Single review by KevW
Over the course of three singles and an album, West Sussex songwriter Paul Messis hasn't exactly borrowed from the 1960s, it's more a case of smashing the decade's shop front and wholesale looting and pillaging everything it has to offer. They say that imitation is the sincerest form of flattery and that's the sense you get from all of Messis's recordings, from the threadbare west-coast garage rattle of previous tracks through to this latest offering: sincerity. There's a clear passion and will to replicate those sounds as faithfully as possible. Such tendencies can be overbearing when taken too seriously but that's not a trap Messis and his muse here, Jessica Winter, fall in to. There's a sense of fun and even a sense of pastiche here that's wonderfully unashamed.

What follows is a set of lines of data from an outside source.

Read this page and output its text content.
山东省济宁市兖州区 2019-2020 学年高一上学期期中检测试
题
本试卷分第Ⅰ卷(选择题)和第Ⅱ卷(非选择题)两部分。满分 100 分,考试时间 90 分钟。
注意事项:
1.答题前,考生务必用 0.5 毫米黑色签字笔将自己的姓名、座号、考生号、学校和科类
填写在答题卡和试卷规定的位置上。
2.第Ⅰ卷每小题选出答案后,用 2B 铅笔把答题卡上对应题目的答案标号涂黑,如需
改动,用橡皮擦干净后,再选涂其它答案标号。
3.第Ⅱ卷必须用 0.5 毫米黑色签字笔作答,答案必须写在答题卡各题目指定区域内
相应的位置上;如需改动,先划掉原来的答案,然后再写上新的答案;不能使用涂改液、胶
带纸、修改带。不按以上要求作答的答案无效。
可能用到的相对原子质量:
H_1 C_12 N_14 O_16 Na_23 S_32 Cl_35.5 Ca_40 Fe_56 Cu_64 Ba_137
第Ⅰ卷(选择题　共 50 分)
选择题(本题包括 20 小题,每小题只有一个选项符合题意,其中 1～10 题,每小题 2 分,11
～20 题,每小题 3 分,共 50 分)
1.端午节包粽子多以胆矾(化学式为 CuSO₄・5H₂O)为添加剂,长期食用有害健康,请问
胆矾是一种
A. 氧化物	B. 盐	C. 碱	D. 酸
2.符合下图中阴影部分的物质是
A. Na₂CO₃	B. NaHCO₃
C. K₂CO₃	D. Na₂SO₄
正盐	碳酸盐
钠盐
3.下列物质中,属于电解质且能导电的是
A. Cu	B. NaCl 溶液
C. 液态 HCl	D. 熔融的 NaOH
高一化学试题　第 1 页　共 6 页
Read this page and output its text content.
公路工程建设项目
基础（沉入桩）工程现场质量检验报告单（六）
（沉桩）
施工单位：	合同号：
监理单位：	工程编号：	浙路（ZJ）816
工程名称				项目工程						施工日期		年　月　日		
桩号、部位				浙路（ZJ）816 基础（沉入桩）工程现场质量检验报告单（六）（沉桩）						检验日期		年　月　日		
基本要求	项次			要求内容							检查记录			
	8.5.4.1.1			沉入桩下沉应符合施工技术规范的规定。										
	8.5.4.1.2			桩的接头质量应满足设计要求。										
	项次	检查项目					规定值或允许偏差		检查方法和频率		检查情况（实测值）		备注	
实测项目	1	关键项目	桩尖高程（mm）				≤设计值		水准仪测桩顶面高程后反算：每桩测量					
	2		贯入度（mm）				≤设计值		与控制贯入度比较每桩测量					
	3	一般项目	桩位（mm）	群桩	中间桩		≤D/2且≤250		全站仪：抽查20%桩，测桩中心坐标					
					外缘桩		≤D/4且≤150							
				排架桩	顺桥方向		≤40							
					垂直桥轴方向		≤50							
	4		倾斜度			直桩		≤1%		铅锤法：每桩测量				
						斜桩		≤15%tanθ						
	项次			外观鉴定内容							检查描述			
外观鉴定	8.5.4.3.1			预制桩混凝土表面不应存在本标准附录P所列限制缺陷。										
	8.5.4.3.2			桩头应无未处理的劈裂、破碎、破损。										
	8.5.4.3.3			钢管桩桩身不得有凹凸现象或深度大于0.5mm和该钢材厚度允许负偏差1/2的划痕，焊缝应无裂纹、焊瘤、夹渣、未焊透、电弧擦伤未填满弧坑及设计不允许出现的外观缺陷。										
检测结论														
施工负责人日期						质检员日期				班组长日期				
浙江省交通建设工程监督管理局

'Sunflower' is a hazey fug of buzzing sitars and humming amps intent on bringing the swirling kaleidoscopic images of 60s psychedelia to life in an aural form. At first it seems too much but soon the curiosity becomes a smile as you realise that's the whole point, and what's more, it's a heck of a lot of fun and the woozy harmonies are actually quite sublime in an early Jefferson Airplane kind of way. B-side 'As Nightmares Turn To Dreams' also drifts its way around the room with the slow jangle of guitars and tambourine and that dreamy combination of voices once again. It's over the top, a little ridiculous but, most importantly, an intoxicating piece of ear candy.